Chen Z. et al., 2021: Automated Generation of Personalized Shock Wave Lithotripsy Protocols: Treatment Planning Using Deep Learning.
Chen Z, Zeng DD, Seltzer RGN, Hamilton BD.
Shenzhen Artificial Intelligence and Data Science Institute (Longhua), Longhua, Shenzhen, China.
The State Key Laboratory of Management and Control for Complex Systems, Institute of Automation, Chinese Academy of Sciences, Beijing, China.
Translational Analytics and Statistics, Tucson, AZ, United States.
School of Medicine, University of Utah, Salt Lake City, UT, United States.
Background: Though shock wave lithotripsy (SWL) has developed to be one of the most common treatment approaches for nephrolithiasis in recent decades, its treatment planning is often a trial-and-error process based on physicians' subjective judgement. Physicians' inexperience with this modality can lead to low-quality treatment and unnecessary risks to patients.
Objective: To improve the quality and consistency of shock wave lithotripsy treatment, we aimed to develop a deep learning model for generating the next treatment step by previous steps and preoperative patient characteristics and to produce personalized SWL treatment plans in a step-by-step protocol based on the deep learning model.
Methods: We developed a deep learning model to generate the optimal power level, shock rate, and number of shocks in the next step, given previous treatment steps encoded by long short-term memory neural networks and preoperative patient characteristics. We constructed a next-step data set (N=8583) from top practices of renal SWL treatments recorded in the International Stone Registry. Then, we trained the deep learning model and baseline models (linear regression, logistic regression, random forest, and support vector machine) with 90% of the samples and validated them with the remaining samples.
Results: The deep learning models for generating the next treatment steps outperformed the baseline models (accuracy = 98.8%, F1 = 98.0% for power levels; accuracy = 98.1%, F1 = 96.0% for shock rates; root mean squared error = 207, mean absolute error = 121 for numbers of shocks). The hypothesis testing showed no significant difference between steps generated by our model and the top practices (P=.480 for power levels; P=.782 for shock rates; P=.727 for numbers of shocks).
Conclusions: The high performance of our deep learning approach shows its treatment planning capability on par with top physicians. To the best of our knowledge, our framework is the first effort to implement automated planning of SWL treatment via deep learning. It is a promising technique in assisting treatment planning and physician training at low cost.
JMIR Med Inform. 2021 May 11;9(5):e24721. doi: 10.2196/24721. PMID: 33973862. FREE ARTICLE
This paper is published in an open access journal: JMIR Medical Informatics. (https://medinform.jmir.org/about-journal/about-the-publisher)
The impact factor is 2,96, rising (https://medinform.jmir.org/announcements/278). The article processing charge is $1900.

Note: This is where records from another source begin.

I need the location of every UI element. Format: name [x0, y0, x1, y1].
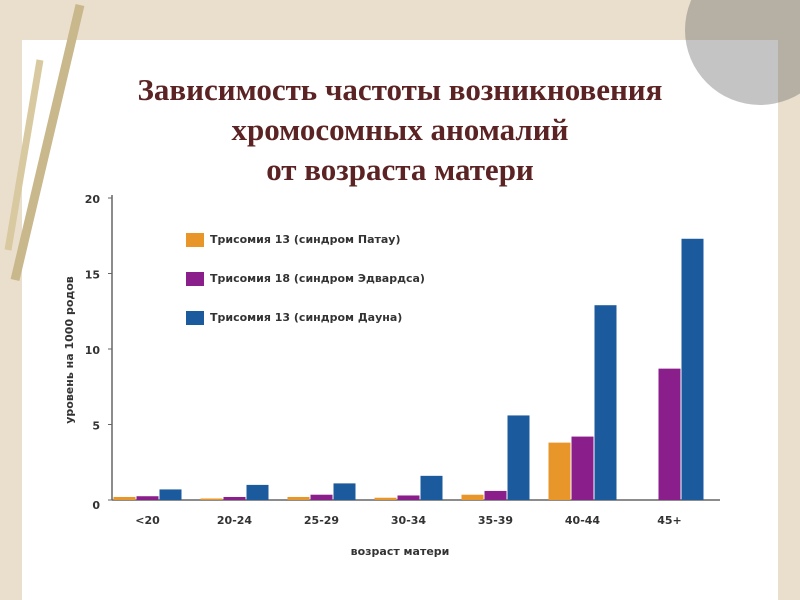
bar — [200, 498, 223, 500]
paper — [22, 40, 778, 600]
bar — [374, 497, 397, 500]
bar — [136, 496, 159, 500]
x-tick-label: 30-34 — [391, 514, 427, 527]
bar — [658, 368, 681, 500]
decor-bowl — [685, 0, 800, 105]
y-tick-label: 5 — [92, 420, 100, 433]
y-axis-label: уровень на 1000 родов — [63, 276, 76, 424]
bar — [681, 238, 704, 500]
bar — [594, 305, 617, 500]
bar — [461, 494, 484, 500]
bar — [223, 496, 246, 500]
x-tick-label: 40-44 — [565, 514, 601, 527]
bar — [571, 436, 594, 500]
x-tick-label: 35-39 — [478, 514, 513, 527]
x-tick-label: 20-24 — [217, 514, 253, 527]
decor-brush — [10, 3, 85, 282]
bar — [397, 495, 420, 500]
legend-label: Трисомия 18 (синдром Эдвардса) — [210, 272, 425, 285]
y-tick-label: 15 — [85, 269, 100, 282]
legend-swatch — [186, 233, 204, 247]
bar — [333, 483, 356, 500]
x-axis-label: возраст матери — [351, 545, 450, 558]
legend-swatch — [186, 311, 204, 325]
y-tick-label: 0 — [92, 499, 100, 512]
bar — [420, 475, 443, 500]
x-tick-label: 45+ — [657, 514, 682, 527]
bar — [507, 415, 530, 500]
bar — [484, 490, 507, 500]
chart-title: Зависимость частоты возникновения хромосо… — [138, 72, 663, 187]
decor-brush — [4, 59, 44, 251]
x-tick-label: <20 — [135, 514, 160, 527]
bar — [159, 489, 182, 500]
legend-label: Трисомия 13 (синдром Патау) — [210, 233, 401, 246]
legend-swatch — [186, 272, 204, 286]
y-tick-label: 10 — [85, 344, 101, 357]
x-tick-label: 25-29 — [304, 514, 339, 527]
bar — [246, 484, 269, 500]
bar — [287, 496, 310, 500]
bar — [548, 442, 571, 500]
bar — [310, 494, 333, 500]
legend-label: Трисомия 13 (синдром Дауна) — [210, 311, 402, 324]
y-tick-label: 20 — [85, 193, 101, 206]
bar — [113, 496, 136, 500]
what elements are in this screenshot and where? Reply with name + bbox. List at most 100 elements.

The data used stem from a not referenced source “of 171 physicians who recorded outcomes in the International Stone Registry, a database of accumulated treatment records for all patients treated within a national network of SWL services provided by Translational Analytics and Statistics, a lithotripsy service provider.” I could not find this “International Stone Registry” in the internet or any other publication.
The author quote from the literature preoperative patient characteristics (PPC) which influence the ESWL success like BMI, skin-to-stone distance, composition, density and location of stones or overall stone burden. However the factors they used for their calculations were only the usual treatment steps “ie, ternaries of a power level, a shock rate, and number of shocks”, and rather simple patient characteristics like “gender, age, stone location, stone size, mean arterial pressure, anticoagulant use, sedation use, whether multiple stones existed, and whether strapping was applied.” Like this an impressive first-glance number of data n=8583 from practices of renal SWL treatments from 54 physicians were used for their calculations. These were the 1216 cases with high success rates. It is all mathematics and statistics and at the end, there is no recommendation what to do with a patient. A conclusion is “clinical studies are warranted to confirm the effectiveness and efficiency of this framework.”
I assume that the data stem from a mobile lithotripter service in the USA. They were used to retrospectively assemble and mix the data of the successful cases in order to predict the success of future cases. If this really pays off, there will be a publication on the real life effects. However I'm in doubt about it.